Research into solid matter with sound and spin:
Per Hedegård, Professor of nanophysics
“Basically, my field is describing solid matter and molecules using quantum physics”, explains Per Hedegård. He has a licentiate in solid-state physics from Aarhus University and then went to New York in '84 and worked at IBM, where he did basic research – which was IBM’s way of showing their might. In '85 went Per Hedegård to Nordita and then to the Physics Laboratory, which in '93 – when all physics at KU was combined – became the Niels Bohr Institute.
He has been on the board of NBI, and from 2001 – 2004 he was deputy director. In terms of research he has been working on superconductivity for many years. He is also involved in an EU-network for the development of spintronics. Electronics are based on electrons, but if you base the technology on electron magnetism – the so-called spin – this is spintronics. Spintronics will make it possible to manufacture hard drives for quantum computers that can store information in individual atoms.

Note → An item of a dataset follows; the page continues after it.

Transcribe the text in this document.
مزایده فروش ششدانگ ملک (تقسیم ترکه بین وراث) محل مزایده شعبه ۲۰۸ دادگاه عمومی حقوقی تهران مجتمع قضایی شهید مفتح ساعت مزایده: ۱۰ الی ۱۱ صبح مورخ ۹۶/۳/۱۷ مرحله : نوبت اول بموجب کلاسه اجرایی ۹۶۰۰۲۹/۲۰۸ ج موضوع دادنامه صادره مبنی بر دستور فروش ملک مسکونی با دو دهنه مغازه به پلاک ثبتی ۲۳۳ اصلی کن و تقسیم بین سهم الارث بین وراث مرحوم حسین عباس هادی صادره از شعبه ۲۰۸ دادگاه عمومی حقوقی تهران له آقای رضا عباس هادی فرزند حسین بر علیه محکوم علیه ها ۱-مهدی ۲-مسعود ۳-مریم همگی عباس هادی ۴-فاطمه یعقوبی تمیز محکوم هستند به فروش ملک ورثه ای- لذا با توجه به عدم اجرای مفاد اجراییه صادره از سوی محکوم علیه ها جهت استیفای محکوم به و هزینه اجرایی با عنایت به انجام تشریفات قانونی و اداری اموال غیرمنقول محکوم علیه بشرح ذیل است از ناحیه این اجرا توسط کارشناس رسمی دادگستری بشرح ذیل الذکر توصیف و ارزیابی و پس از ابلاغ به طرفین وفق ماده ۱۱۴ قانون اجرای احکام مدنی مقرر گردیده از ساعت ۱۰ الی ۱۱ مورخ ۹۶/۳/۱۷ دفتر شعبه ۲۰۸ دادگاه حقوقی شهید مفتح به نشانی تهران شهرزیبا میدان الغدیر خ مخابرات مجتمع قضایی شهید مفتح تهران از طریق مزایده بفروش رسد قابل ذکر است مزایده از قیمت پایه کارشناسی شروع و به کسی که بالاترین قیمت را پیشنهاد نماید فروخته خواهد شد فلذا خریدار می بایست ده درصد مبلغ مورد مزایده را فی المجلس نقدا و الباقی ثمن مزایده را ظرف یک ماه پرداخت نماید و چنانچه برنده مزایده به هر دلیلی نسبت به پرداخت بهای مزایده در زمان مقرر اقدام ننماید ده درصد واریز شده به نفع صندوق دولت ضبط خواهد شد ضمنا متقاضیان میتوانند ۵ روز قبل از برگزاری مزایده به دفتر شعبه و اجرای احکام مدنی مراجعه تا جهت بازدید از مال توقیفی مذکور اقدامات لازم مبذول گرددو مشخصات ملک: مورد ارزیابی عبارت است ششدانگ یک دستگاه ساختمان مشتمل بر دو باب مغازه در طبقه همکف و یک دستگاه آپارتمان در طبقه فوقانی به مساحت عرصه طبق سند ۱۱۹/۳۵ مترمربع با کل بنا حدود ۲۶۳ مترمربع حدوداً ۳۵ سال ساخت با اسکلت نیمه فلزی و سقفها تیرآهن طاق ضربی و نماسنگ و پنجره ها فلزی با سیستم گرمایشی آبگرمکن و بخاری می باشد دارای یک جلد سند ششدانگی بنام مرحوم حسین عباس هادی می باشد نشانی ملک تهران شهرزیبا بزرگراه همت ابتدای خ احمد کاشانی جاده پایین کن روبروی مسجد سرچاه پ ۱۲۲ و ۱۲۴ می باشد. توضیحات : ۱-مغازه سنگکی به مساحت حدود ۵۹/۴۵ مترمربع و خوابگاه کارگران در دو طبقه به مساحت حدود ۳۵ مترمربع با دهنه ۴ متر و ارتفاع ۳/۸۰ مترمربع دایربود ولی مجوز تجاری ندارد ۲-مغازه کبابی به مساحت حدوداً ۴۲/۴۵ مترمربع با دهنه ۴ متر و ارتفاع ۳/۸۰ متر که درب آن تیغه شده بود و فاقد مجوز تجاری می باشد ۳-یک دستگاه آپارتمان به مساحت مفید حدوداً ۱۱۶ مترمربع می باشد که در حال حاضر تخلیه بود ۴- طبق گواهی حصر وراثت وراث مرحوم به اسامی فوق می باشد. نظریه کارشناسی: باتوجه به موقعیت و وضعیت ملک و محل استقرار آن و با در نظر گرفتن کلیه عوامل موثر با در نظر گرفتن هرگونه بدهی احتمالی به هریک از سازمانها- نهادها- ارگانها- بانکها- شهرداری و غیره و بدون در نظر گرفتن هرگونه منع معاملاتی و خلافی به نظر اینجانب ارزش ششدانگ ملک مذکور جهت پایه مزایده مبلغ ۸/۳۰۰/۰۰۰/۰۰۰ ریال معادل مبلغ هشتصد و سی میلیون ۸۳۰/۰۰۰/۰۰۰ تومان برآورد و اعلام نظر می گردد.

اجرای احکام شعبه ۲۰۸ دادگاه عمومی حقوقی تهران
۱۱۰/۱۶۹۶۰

Just now he is researching phononics – a technique that is based on the exchange of quantized sound. Under the right circumstances a molecule can function as a kind of ‘sound-laser’, that emits a very specific tone from one molecule to another. “If one could communicate between molecules with precise, quantized high frequency sounds transmitted through wires, you could create a kind of quantum communication”, explains Per Hedegård, who is working to develop a molecular transistor based on phononics in collaboration with chemists and experimental physicists in Göteborg and Holland.
X-ray vision for advanced material research
Robert Feidenhans'l, Professor of nanophysics
Robert Feidenhans'l studied at Aarhus University and has a licentiate in surface physics, which is a research field that has since evolved into nanophysics. In '83 he arrived at Risø and began to research surface physics using X-ray radiation. “It was brand new and have been at the forefront of the field”, explains Robert Feidenhans'l, who was at Risø until 2005, when he came to NBI.
Research into surface physics using radiation requires sophisticated experiments in large research facilities and he has travelled a great deal to the synchrotron facilities in Grenoble in France, PSI in Switzerland and DESY in Hamburg.
“We want to be able to understand how new advanced materials are made so that we can see the structure down to the atomic level and reveal their properties”, says Robert Feidenhans'l and explains that new materials can do things that other materials cannot. For example, he has been involved in investigating nanothreads, which can be used for solar cells and LEDs. Recently, he has begun to study Imaging, that is to say the imaging of meat – both the meat that we eat, but also human tissue. In collaboration with the Copenhagen University Hospital, they are looking at lymph nodes and cancerous tumours.
“We can see details that are invisible with a normal CT scan”, explains Robert Feidenhans'l about the Imaging-method, which is very promising. He has a leading post as chairman of the big European research centre XFEL in Hamburg. He is also the chairman for the PhD committee at the faculty, as well as the deputy head of research at NBI.